There is no natural process to become a Hadoop admin. You slowly learn different features and techniques which over time culminate into a mass of knowledge.
But if you want a quicker route check out Expert Hadoop Administration. The book totals 848 pages so it’s the largest guide on this subject that you can find.
If you have any interest to work in big data then this book is an incredible read. The author Sam Alapati has years of experience working as a Hadoop administrator so his writing is incredibly accurate.
Sam covers a variety of advanced topics like building custom clusters, performance, scalability, and security measures within your applications. He also covers data encryption and monitoring/logging with a variety of tools.
You should already have some experience with Hadoop and preferably an intermediate-level comfort with big data.These exercises will help you build a stable workflow that can hold up in any enterprise environment.
From user encryption to data migration and machine learning, this book really has it all. The Hadoop Real-World Solutions Cookbook offers dozens of recipes over 290 pages.
Each recipe has a clear goal and it’s formatted in a problem/solution structure. You’ll learn lots of great tips for the MapReduce framework and how to import/export various datasets on the HDFS.
In fact most of this book offers solutions that are built on different Hadoop tools. You don’t need to know how to use many of them to get by.
Although I will admit this cookbook works best for a generalist who wants to learn a bit about everything. I’d only recommend this as a desk reference for beginner-to-intermediate Hadoop users who want to learn a broad range of topics.
Currently in its 2nd edition the Hadoop MapReduce v2 Cookbook is the best MapReduce cookbook to help you solve any problem. It comes with over 90 different recipes for big data using Hadoop, HBase, YARN, Pig, and many other related tools.
The recipes are incredibly practical and they can apply to almost any situation.
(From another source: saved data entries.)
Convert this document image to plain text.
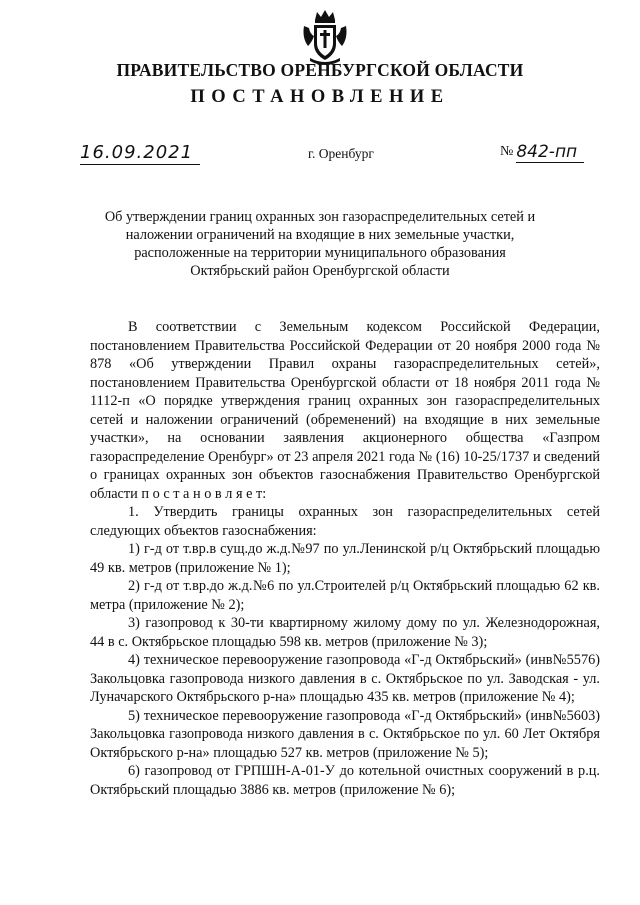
ПРАВИТЕЛЬСТВО ОРЕНБУРГСКОЙ ОБЛАСТИ
ПОСТАНОВЛЕНИЕ
16.09.2021	г. Оренбург	№ 842-пп
Об утверждении границ охранных зон газораспределительных сетей и
наложении ограничений на входящие в них земельные участки,
расположенные на территории муниципального образования
Октябрьский район Оренбургской области

В соответствии с Земельным кодексом Российской Федерации, постановлением Правительства Российской Федерации от 20 ноября 2000 года № 878 «Об утверждении Правил охраны газораспределительных сетей», постановлением Правительства Оренбургской области от 18 ноября 2011 года № 1112-п «О порядке утверждения границ охранных зон газораспределительных сетей и наложении ограничений (обременений) на входящие в них земельные участки», на основании заявления акционерного общества «Газпром газораспределение Оренбург» от 23 апреля 2021 года № (16) 10-25/1737 и сведений о границах охранных зон объектов газоснабжения Правительство Оренбургской области п о с т а н о в л я е т:

1. Утвердить границы охранных зон газораспределительных сетей следующих объектов газоснабжения:

1) г-д от т.вр.в сущ.до ж.д.№97 по ул.Ленинской р/ц Октябрьский площадью 49 кв. метров (приложение № 1);

2) г-д от т.вр.до ж.д.№6 по ул.Строителей р/ц Октябрьский площадью 62 кв. метра (приложение № 2);

3) газопровод к 30-ти квартирному жилому дому по ул. Железнодорожная, 44 в с. Октябрьское площадью 598 кв. метров (приложение № 3);

4) техническое перевооружение газопровода «Г-д Октябрьский» (инв№5576) Закольцовка газопровода низкого давления в с. Октябрьское по ул. Заводская - ул. Луначарского Октябрьского р-на» площадью 435 кв. метров (приложение № 4);

5) техническое перевооружение газопровода «Г-д Октябрьский» (инв№5603) Закольцовка газопровода низкого давления в с. Октябрьское по ул. 60 Лет Октября Октябрьского р-на» площадью 527 кв. метров (приложение № 5);

6) газопровод от ГРПШН-А-01-У до котельной очистных сооружений в р.ц. Октябрьский площадью 3886 кв. метров (приложение № 6);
I’m a big fan of cookbooks since they teach through practical examples using the problem/solution paradigm.
You should already have solid experience with Hadoop before picking up this guide. Most recipes are written for a knowledgeable programmer who just wants to solve MapReduce problems.
I think this book works best as a desk reference for MapReduce functions. But you can learn a lot by working through these recipes one by one.
Anyone diving into Hadoop should expect a long arduous road ahead. There’s so much to learn and you never really learn everything.
But everyone has to start somewhere and the best place to start is Hadoop: The Definitive Guide. It’s super lengthy and offers crystal-clear instructions for using the Hadoop framework.
If you’re an intermediate-to-advanced user looking to up your Hadoop game then I’d recommend copies of Hadoop Security and Expert Hadoop Administration.
With so many different tools and frameworks there are many different paths to walk.
Start with the basics first and then slowly branch out to related tools. This is the best way to learn any big data platform and if you practice with practical exercises you’ll have a much easier time retaining the information.